The Dogecoin burn address has come under scrutiny as concerns about quantum computing continue to grow across the crypto industry.

The address first gained prominence during Dogeparty’s proof-of-burn event in 2014, when users sent DOGE to the wallet in exchange for XDP tokens. More than a decade later, the wallet remains untouched. 

Blockchain data shows that it currently holds around 1.854 billion DOGE or 1.08% of the Dogecoin supply. At the current DOGE price of $0.083, this holding has a worth of $153 million. The address has received over 22,700 transactions but recorded no outgoing transfers.

Considering the size of the holdings, market participants have begun questioning whether future quantum computers could eventually gain access to these coins.

How the Dogeparty Burn Address Works

Most crypto users assume that all burn addresses permanently remove coins from circulation. However, in reality, blockchains use different methods to achieve that result, and not all of them provide the same level of certainty.

Notably, the most secure method relies on OP_RETURN. This function creates outputs that the network itself rejects under its consensus rules.

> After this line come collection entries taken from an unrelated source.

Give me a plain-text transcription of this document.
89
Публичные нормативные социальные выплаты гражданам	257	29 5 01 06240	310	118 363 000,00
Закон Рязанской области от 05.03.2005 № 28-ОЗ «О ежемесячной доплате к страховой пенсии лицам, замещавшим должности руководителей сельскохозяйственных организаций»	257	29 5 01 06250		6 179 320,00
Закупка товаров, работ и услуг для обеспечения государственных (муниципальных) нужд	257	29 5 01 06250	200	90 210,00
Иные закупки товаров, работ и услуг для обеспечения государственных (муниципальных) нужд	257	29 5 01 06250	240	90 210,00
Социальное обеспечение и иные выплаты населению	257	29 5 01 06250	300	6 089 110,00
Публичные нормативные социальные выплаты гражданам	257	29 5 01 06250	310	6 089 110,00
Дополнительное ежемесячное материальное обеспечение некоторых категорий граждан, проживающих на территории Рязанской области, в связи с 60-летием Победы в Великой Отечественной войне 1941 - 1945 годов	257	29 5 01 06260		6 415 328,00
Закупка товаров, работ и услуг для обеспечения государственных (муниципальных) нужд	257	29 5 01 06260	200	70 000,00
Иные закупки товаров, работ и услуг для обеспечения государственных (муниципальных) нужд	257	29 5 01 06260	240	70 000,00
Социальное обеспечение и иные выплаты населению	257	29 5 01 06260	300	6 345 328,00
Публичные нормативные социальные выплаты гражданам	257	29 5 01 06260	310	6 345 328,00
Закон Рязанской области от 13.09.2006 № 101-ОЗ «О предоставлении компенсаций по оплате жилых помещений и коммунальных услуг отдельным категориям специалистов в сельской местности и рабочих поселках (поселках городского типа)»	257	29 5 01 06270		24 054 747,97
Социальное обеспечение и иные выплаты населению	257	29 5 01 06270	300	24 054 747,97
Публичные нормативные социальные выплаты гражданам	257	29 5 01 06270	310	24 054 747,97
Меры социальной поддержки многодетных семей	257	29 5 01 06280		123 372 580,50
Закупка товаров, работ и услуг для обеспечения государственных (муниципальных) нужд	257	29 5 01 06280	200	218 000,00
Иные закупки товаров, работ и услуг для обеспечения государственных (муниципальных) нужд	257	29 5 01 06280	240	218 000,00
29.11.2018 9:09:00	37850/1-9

Because the protocol prevents anyone from spending those outputs, no private key, software upgrade, or future breakthrough in computing can unlock the funds.

However, the Dogeparty burn address uses a different approach. Instead of relying on OP_RETURN, developers created a standard Pay-to-Public-Key-Hash (P2PKH) address that resembles an ordinary Dogecoin wallet. The address was deliberately designed to display a recognizable pattern, but no known private key exists for it.

As a result, the network treats the wallet like any other P2PKH address. The protocol does not explicitly block spending from it. In theory, a corresponding private key could exist somewhere within the vast cryptographic key space. However, finding such a key is currently way beyond the reach of existing computing systems.

The Quantum Computing Threat

The rise of quantum computing has raised new concerns about the long-term security of cryptocurrencies. 

Earlier this year, researchers at Google’s Quantum AI division published findings that significantly reduced previous estimates for the resources needed to break elliptic curve cryptography, the technology that secures Bitcoin, Dogecoin, and many other digital assets.

According to the March 2026 research, a sufficiently advanced quantum computer could run Shor’s algorithm against 256-bit elliptic curve cryptography using as few as 1,200 logical qubits and fewer than 90 million Toffoli gates. 

Under certain assumptions, researchers estimate that such attacks could take only minutes once the required hardware becomes available.

These findings may appear troubling for a wallet holding nearly $153 million in Dogecoin. However, the Dogeparty address features an important security advantage that sets it apart from many active wallets.

Why the Dogecoin Burn Address May Be More Resistant

Notably, the Dogeparty wallet has never sent a transaction. This may actually prove important in a future quantum era.

With the P2PKH model, a wallet’s public key only becomes visible when funds move out of the address. Until then, the blockchain stores only a hashed version of that public key. Since the Dogeparty burn address has never spent any coins, its public key has never appeared on-chain.

This means that a future attacker could not immediately use Shor’s algorithm against the address. Instead, the attacker would first need to reverse the Hash160 process by breaking both SHA-256 and RIPEMD-160 protections to recover a valid public key. 

Only after overcoming this challenge could they attempt to derive the corresponding private key.

For this reason, the Dogeparty address may actually possess stronger protection against quantum attacks than many ordinary DOGE wallets. 

Countless active addresses have already revealed their public keys through previous transactions, and this creates a more direct target for future quantum systems.

For now, the Dogeparty burn address appears to face little immediate danger from quantum computing. It may not qualify as a protocol-enforced burn in the same way as OP_RETURN outputs, but its unrevealed public key provides some level of protection.